F5's latest report, conducted by Twimbit and titled "2025 Strategic Imperatives: Securing APIs for the Age of Agentic AI in APAC," has revealed that unsecured application programming interfaces (APIs) are not just a security blind spot, but a potential risk that could escalate amid the accelerating adoption of Agentic AI in the Asia Pacific (APAC).

Manoj Menon, founder and CEO at Twimbit, said that organisations in the Asia Pacific "lack dedicated teams, consistent oversight, and advanced capabilities—gaps that quickly become strategic vulnerabilities in the era of Agentic AI. Addressing these weaknesses will require stronger governance and end-to-end lifecycle controls to protect business continuity, compliance, and trust."
Critical blindspot
The report found that over 80% of APAC organisations now use APIs to deploy AI and machine learning models.

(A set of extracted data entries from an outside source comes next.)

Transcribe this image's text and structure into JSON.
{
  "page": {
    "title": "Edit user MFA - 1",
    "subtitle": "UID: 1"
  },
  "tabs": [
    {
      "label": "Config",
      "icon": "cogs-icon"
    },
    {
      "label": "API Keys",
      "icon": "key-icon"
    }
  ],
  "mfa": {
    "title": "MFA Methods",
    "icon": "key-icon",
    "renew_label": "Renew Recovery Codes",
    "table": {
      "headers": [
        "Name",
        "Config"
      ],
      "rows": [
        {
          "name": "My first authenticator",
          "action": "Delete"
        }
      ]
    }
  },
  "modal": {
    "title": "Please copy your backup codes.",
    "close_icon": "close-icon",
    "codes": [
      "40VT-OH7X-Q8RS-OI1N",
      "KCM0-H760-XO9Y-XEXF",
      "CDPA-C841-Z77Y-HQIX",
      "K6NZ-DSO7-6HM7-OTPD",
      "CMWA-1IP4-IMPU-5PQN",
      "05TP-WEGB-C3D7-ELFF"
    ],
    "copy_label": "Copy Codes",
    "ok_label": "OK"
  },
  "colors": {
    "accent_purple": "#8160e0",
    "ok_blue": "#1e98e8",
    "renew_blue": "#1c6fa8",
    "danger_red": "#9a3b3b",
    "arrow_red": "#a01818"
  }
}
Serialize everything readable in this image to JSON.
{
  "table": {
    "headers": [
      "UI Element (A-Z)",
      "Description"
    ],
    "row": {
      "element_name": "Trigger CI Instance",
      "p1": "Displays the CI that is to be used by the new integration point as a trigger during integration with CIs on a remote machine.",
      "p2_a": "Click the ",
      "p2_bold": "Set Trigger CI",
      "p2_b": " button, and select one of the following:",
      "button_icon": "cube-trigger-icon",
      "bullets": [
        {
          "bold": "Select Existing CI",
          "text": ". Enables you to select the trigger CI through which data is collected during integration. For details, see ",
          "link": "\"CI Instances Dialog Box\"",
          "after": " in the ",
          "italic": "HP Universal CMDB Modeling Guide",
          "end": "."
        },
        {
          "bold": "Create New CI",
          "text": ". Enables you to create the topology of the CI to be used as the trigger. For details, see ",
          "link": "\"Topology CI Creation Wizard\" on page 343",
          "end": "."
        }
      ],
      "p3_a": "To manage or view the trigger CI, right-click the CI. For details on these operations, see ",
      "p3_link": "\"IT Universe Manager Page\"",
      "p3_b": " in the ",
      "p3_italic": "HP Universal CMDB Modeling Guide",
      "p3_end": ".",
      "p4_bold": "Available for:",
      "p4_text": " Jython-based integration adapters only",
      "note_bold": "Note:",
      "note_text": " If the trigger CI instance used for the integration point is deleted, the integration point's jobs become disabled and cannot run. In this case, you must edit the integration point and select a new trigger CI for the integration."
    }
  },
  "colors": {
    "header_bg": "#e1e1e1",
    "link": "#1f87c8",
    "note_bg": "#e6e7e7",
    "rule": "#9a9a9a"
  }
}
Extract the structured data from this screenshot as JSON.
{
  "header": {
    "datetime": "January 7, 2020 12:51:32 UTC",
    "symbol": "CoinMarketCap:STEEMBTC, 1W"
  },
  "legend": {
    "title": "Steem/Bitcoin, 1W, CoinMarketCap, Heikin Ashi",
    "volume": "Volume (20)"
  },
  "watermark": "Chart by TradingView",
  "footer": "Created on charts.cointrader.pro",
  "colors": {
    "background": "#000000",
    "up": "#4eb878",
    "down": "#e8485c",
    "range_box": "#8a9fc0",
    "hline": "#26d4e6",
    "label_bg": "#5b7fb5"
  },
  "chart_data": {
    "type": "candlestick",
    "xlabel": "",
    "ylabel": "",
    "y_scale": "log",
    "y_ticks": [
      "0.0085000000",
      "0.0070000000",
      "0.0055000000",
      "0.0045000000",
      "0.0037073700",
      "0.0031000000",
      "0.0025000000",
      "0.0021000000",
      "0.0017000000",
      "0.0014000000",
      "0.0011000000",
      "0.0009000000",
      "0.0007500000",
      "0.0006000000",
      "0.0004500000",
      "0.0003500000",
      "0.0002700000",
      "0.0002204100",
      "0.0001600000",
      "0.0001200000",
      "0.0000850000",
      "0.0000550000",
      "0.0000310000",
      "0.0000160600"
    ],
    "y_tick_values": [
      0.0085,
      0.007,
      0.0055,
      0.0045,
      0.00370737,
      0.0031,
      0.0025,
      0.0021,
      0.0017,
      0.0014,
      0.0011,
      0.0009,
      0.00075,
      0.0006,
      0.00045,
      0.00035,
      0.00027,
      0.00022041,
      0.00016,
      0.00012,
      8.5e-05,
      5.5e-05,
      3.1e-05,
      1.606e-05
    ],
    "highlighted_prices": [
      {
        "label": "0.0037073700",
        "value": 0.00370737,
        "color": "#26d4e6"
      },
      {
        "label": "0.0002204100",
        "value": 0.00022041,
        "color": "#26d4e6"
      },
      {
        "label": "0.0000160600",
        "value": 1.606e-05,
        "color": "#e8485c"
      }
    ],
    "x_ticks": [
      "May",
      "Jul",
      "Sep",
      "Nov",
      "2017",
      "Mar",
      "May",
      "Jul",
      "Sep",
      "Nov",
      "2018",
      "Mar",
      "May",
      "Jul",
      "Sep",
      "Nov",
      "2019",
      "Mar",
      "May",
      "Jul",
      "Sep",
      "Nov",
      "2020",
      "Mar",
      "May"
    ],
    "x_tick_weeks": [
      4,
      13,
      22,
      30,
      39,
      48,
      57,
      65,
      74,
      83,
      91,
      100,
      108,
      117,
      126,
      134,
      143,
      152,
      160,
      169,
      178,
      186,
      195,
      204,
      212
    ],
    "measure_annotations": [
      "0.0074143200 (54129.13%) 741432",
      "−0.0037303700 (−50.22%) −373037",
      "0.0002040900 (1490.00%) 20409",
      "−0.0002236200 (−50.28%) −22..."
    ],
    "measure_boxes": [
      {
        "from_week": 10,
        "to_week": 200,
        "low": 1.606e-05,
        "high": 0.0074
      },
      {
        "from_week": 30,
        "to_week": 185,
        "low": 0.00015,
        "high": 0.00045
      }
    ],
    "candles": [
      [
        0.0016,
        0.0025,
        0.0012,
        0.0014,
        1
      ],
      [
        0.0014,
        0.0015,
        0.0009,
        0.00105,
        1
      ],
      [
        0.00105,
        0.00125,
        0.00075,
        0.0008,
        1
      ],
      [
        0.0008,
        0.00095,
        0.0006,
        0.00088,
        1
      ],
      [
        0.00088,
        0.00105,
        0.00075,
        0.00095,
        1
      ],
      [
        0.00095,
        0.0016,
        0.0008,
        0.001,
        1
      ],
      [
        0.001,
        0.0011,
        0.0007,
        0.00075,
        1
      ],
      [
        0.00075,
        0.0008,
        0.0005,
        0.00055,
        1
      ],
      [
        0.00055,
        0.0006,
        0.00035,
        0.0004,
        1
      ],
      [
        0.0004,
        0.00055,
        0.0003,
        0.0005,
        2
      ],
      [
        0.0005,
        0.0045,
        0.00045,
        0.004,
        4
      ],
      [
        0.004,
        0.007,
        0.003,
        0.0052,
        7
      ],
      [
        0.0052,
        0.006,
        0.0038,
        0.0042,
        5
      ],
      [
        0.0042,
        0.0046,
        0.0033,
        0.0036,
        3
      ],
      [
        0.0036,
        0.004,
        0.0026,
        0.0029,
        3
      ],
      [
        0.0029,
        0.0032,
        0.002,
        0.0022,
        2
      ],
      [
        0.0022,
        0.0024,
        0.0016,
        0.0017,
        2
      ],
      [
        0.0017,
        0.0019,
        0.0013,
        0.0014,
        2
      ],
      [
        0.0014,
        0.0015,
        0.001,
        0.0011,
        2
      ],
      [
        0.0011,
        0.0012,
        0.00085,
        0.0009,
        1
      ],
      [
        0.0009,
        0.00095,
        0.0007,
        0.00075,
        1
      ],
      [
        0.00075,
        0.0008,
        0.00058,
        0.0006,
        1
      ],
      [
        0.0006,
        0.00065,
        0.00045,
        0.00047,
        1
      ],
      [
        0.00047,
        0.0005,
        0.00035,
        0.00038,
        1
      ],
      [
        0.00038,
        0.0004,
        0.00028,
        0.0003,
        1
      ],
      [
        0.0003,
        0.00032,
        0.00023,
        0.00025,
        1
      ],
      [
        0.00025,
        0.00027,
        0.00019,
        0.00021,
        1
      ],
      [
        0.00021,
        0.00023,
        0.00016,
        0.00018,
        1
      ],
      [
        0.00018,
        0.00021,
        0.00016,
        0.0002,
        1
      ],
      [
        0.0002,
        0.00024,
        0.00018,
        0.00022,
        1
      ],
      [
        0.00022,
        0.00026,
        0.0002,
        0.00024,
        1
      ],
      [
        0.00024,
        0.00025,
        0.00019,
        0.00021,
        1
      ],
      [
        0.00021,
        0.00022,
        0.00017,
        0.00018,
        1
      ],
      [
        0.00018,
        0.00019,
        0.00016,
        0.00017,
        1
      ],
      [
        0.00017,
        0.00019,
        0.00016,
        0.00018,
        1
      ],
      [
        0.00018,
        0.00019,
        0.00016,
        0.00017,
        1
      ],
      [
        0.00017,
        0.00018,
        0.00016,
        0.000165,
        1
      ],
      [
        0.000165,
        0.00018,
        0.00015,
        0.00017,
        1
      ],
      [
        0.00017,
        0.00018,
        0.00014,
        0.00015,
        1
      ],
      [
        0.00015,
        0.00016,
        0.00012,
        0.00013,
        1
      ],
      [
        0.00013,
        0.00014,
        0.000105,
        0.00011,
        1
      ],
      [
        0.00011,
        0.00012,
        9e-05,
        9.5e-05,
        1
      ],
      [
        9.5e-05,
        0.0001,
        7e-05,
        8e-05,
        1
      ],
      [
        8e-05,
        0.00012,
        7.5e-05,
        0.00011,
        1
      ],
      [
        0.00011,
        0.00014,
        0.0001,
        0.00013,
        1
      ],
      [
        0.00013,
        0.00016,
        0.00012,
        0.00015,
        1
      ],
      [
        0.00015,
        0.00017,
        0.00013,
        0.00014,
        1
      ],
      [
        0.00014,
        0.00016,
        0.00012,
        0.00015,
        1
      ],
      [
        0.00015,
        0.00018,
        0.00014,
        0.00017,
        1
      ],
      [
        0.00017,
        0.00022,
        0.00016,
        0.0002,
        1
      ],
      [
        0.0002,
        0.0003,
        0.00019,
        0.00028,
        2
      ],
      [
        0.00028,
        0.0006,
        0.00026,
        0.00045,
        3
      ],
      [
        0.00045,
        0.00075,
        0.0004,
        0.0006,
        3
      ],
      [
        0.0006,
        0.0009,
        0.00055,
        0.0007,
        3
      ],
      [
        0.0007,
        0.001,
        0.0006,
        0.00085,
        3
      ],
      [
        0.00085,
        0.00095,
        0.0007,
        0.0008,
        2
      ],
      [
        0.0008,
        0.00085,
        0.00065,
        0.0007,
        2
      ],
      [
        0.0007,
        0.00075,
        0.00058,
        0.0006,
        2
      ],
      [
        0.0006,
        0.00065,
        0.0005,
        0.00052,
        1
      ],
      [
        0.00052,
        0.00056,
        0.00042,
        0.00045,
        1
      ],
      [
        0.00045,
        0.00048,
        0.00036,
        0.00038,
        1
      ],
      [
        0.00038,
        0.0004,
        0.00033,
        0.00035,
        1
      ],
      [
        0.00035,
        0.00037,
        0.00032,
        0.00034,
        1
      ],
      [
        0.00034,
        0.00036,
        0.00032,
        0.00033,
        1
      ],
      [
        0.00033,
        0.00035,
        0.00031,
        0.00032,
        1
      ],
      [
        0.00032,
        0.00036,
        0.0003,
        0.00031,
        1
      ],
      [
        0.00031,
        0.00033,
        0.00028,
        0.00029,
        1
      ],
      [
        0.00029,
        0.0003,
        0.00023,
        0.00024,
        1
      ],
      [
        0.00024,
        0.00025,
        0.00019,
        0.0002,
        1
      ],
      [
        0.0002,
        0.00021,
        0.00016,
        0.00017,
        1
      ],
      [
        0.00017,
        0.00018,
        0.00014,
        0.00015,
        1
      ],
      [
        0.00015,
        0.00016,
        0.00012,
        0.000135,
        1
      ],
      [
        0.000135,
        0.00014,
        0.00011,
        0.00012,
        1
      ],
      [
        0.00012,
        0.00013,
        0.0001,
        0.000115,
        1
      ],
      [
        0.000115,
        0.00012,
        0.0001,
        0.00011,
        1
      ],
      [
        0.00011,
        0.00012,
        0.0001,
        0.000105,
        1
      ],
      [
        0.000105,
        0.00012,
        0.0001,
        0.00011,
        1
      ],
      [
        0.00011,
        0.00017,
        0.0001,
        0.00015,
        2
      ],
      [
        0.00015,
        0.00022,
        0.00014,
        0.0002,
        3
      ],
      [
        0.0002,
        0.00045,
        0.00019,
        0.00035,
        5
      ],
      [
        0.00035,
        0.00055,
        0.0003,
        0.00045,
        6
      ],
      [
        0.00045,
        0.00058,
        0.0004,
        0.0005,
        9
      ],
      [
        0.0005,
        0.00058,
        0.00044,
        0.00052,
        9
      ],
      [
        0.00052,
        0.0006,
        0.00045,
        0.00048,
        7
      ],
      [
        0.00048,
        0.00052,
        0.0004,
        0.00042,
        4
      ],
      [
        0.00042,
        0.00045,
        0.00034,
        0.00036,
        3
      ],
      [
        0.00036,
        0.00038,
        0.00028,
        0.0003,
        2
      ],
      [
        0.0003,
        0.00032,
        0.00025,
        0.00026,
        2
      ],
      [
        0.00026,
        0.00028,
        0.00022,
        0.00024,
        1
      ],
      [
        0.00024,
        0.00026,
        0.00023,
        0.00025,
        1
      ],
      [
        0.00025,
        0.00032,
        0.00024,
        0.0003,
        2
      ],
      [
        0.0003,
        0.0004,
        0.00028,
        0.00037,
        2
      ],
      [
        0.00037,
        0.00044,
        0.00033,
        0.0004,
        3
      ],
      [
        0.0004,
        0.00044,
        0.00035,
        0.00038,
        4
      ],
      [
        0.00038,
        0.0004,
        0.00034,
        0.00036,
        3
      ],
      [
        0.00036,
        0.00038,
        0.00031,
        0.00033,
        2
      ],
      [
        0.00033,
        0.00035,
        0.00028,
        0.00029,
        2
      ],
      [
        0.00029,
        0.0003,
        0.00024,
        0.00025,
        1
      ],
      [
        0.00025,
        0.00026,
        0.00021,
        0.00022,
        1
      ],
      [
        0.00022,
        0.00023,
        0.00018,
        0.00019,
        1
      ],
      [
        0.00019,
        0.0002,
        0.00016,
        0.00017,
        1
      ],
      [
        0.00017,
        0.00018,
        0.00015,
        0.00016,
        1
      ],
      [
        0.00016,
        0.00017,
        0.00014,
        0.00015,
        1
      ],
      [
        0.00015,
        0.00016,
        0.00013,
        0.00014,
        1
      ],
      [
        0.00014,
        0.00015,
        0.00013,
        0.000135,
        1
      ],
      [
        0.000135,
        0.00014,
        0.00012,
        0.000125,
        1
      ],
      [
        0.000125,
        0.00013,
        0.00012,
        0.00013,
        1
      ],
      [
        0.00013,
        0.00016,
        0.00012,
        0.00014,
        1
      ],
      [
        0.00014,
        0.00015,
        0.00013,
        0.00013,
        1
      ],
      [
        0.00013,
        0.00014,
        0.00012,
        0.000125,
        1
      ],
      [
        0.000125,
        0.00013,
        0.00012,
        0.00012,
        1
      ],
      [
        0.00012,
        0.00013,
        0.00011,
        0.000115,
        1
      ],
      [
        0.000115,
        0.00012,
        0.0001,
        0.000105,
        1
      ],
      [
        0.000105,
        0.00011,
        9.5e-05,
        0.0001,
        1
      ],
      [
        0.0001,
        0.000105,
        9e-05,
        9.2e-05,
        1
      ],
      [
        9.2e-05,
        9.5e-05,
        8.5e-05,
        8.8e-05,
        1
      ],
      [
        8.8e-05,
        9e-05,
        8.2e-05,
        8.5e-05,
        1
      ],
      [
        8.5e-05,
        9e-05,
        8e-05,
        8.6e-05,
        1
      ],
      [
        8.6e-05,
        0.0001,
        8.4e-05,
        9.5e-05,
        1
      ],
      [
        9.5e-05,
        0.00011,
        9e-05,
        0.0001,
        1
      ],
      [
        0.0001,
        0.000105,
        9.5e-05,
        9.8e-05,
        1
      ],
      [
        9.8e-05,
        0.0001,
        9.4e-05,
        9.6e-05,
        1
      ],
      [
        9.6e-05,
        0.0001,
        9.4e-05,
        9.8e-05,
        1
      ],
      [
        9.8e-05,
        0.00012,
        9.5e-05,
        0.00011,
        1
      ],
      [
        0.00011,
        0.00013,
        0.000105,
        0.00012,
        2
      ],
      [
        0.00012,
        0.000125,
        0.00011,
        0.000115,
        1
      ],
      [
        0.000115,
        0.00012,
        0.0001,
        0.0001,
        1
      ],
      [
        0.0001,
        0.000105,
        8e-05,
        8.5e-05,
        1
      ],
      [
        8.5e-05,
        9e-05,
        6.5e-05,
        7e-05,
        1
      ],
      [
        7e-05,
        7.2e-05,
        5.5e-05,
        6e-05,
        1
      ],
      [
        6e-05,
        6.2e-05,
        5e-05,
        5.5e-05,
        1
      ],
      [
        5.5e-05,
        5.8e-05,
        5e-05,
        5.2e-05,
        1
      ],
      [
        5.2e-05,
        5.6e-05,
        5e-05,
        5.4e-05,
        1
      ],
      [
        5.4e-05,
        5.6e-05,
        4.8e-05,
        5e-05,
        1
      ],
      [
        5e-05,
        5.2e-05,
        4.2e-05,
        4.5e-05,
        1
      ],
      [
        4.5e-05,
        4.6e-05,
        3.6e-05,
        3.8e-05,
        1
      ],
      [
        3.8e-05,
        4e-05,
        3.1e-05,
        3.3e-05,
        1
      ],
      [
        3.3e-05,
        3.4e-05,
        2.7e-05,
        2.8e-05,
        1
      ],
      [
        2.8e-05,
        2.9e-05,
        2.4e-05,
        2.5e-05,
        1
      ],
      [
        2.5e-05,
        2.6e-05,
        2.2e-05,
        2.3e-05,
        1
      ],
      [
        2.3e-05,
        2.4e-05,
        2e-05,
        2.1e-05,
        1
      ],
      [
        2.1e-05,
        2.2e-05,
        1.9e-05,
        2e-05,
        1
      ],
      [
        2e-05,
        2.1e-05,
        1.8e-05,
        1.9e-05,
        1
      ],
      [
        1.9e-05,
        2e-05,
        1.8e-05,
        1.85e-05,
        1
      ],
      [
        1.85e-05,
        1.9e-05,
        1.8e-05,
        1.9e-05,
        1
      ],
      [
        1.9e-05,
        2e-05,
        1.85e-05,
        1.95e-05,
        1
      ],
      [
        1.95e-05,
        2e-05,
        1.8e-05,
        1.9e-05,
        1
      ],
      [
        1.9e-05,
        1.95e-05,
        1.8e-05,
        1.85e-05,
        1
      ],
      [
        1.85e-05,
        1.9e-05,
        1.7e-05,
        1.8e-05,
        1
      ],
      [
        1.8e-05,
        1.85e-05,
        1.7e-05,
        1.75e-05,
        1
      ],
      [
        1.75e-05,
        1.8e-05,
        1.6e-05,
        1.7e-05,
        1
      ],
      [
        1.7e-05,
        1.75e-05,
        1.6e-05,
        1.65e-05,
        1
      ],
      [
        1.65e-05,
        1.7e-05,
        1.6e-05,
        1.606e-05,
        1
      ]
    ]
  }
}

Most (63%) organisations in the region rate API security as "very important" for business continuity, regulatory compliance, and AI transformation. However, only 42% report mature API governance capabilities, while just 22% have established a dedicated API security function.

"The speed and autonomy of AI agents demand that API security be built into the foundation of business operations. This means integrating governance, visibility, and policy enforcement directly into API workflows, ensuring every interaction—whether human or machine—is authenticated, authorised, and monitored in real time," said Mohan Veloo, chief technology officer for Asia Pacific, China and Japan, F5.
Addressing governance gaps
To address the governance gaps that could derail AI transformation initiatives, F5 recommends that enterprises assignC-level ownership for end-to-end API governance, deploy lifecycle controls across discovery, posture, runtime, and testing for comprehensive API security, and embed agent-aware observability into API traffic monitoring.
Moreover, F5 recommends the enforcement of OWASP-based policies across both human and agent API usage, and linking API behaviour to agent intent and business outcomes through governance architecture.